Dear reader,

These stories capture my growing-up years in Geylang in the '60s and '70s. My home was along Sims Ave between Lor 17 and Lor 19.

Why write about this part of Geylang?

Well, a lot has been said of Geylang Serai and its large and infamous kampong. But nothing had been said about this part of Geylang which were mostly Chinese in character but stretches over not a small area: Lor 1 to Lor 44. In the earlier days when Geylang River was but a swampy river for logging, kampongs too existed along its banks; there was a Teochew kampong built on stilts at Lor 1 where apparently immigrants from China first set foot. Sar Kong (sand quarry in Cantonese), an area that stretched over three lorongs, too had a few Chinese kampongs. Two clans of gangsters were said to reside there. As a kid, I was advised to stay well clear of the place.

Apart from these kampong communities, this part of Geylang was home to the salaried worker and his working class or middle class family. They would be in the many three-storey terrace apartments easily identified by their open kitchen layout (often covered with a roll-up blind) and rear spiral staircase that leads to a backlane. In the past, these backlanes let lorries in to collect rubbish. But since the rubbish ports were shut up, the lanes became safe for children to play in. And that's how many of my childhood memories were established. Playing games and cycling in the backlanes were de rigeur for us kids. Young working adults fixed up basketball rings and boards for a game or two of three-on-threes.

Me and my friends simply loved cycling from one lorong to the next.

The other interesting thing about this area were the many different types of businesses.
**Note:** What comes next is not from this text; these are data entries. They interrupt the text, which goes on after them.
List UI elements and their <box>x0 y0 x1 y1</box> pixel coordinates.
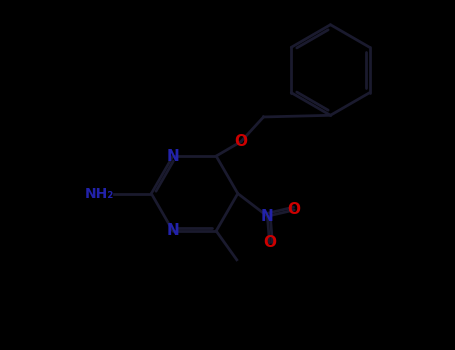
Text: NH₂: NH₂ <box>85 187 114 201</box>
Text: O: O <box>288 203 301 217</box>
Text: N: N <box>167 223 179 238</box>
Text: N: N <box>167 149 179 163</box>
Text: O: O <box>263 236 276 251</box>
Text: N: N <box>261 209 274 224</box>
Text: O: O <box>234 134 248 149</box>
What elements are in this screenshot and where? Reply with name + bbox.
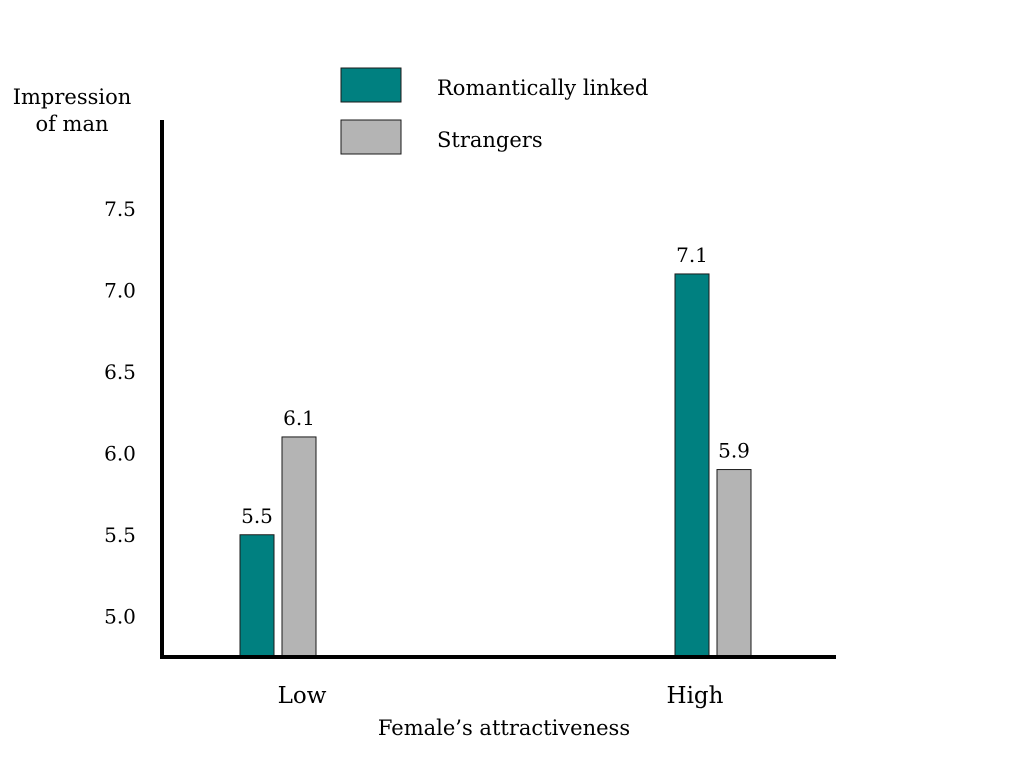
bar-romantically-linked-low <box>239 534 275 658</box>
legend-swatch <box>340 119 402 155</box>
x-category-label: High <box>667 683 724 709</box>
legend-swatch <box>340 67 402 103</box>
y-tick-label: 6.0 <box>104 441 136 465</box>
data-label: 5.9 <box>718 439 750 463</box>
legend: Romantically linked Strangers <box>340 67 648 155</box>
y-tick-label: 5.5 <box>104 523 136 547</box>
y-tick-label: 5.0 <box>104 604 136 628</box>
y-tick-label: 7.5 <box>104 197 136 221</box>
y-axis-ticks: 5.0 5.5 6.0 6.5 7.0 7.5 <box>104 197 136 629</box>
bars <box>239 273 752 658</box>
legend-label: Romantically linked <box>437 76 648 100</box>
x-axis-categories: Low High <box>278 683 724 709</box>
value-labels: 5.5 6.1 7.1 5.9 <box>241 243 750 528</box>
data-label: 7.1 <box>676 243 708 267</box>
bar-strangers-high <box>716 469 752 658</box>
y-axis-label-line: of man <box>35 112 108 136</box>
y-tick-label: 7.0 <box>104 278 136 302</box>
y-axis-label: Impression of man <box>13 85 132 136</box>
y-axis-label-line: Impression <box>13 85 132 109</box>
bar-strangers-low <box>281 436 317 658</box>
data-label: 6.1 <box>283 406 315 430</box>
x-axis-label: Female’s attractiveness <box>378 716 630 740</box>
data-label: 5.5 <box>241 504 273 528</box>
bar-romantically-linked-high <box>674 273 710 658</box>
y-tick-label: 6.5 <box>104 360 136 384</box>
legend-label: Strangers <box>437 128 543 152</box>
x-category-label: Low <box>278 683 327 709</box>
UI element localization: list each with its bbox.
Shops were just not shopfronts - they were factories as well. When industrial parks got set up in HDB housing estates in the late 70s and 80s, these businesses were slowly moved out and white-collar offices moved in.

To give you a sample of the kinds of commerce in the area back then, consider the shops/factories below my home. On the ground there was a shop making window grills and those metal accordion gates. There was also a provision shop, a noodle and g-cheong-fun factory, a laundry shop, a snack and sweets distributor. Along Lor 17 was a shop cutting E-plates for making electrical transformers. There was a also printer for Chinese newsletters. A lady sold eggs from her farm from her living room. Between Lor 17 and Lor 15 was a shop making ice blocks and scoop ice cream and several hardware shops (they are still around). Every weekend would find ice cream sellers and their tricycles stopping over for a refill. It got even better when durian was in season. Then the ice cream was not just atapchee and red bean or vanilla flavour but durian as well! How delicious!

This was the sort of ice cream vendor common during my childhood.

So, you can imagine the scene and the noise that pervaded the environment around my home. For a kid growing up, it was eye-opening and precious education.

Today, apart from some hardware stores, all these shops and factories are gone, replaced by mostly eateries that cater to the palates of transient folk that now live upstairs in the homes formerly occupied by families in the past. You would be hardpressed to find a young child playing in the backlane, least of all a whole gang of them. As one old neighbour commented, "Sims Avenue/Geylang is just a place for work. It has lost that village feel."

So if no one writes about this part of Geylang in the past... this part of Geylang not part of the "even lorongs of  the red light district", folks would imagine all Geylang to be the same: sleazy and people out to make a fast buck.

For the odd lorong areas, it was never like that. So I hope you will enjoy this trip down memory lane with me (or more appropriately "memory lorong") and experience the whole Geylang that was.

Also, the tales in this blog captures my years at Mattar Primary School along Mattar Road just outside of MacPherson Estate/Circuit Road. This school's claim to fame was having Singapore's first air-conditioned library with waxed terrazzo flooring. It has since been demolished to make way for the underground section of the KPE expressway. The school's uniform was top yellow and bottom grey, much like Pierce's today. Back then MPS shared a large field with neighbours Aljunied Primary and Mattar East Primary. What fun we had in that large field! Today, these schools have been absorbed into the new MacPherson Primary, which stands at the end of Mattar Road. MPS' building maybe gone but its mirror, MEPS still remains. It has become a home for troubled girls.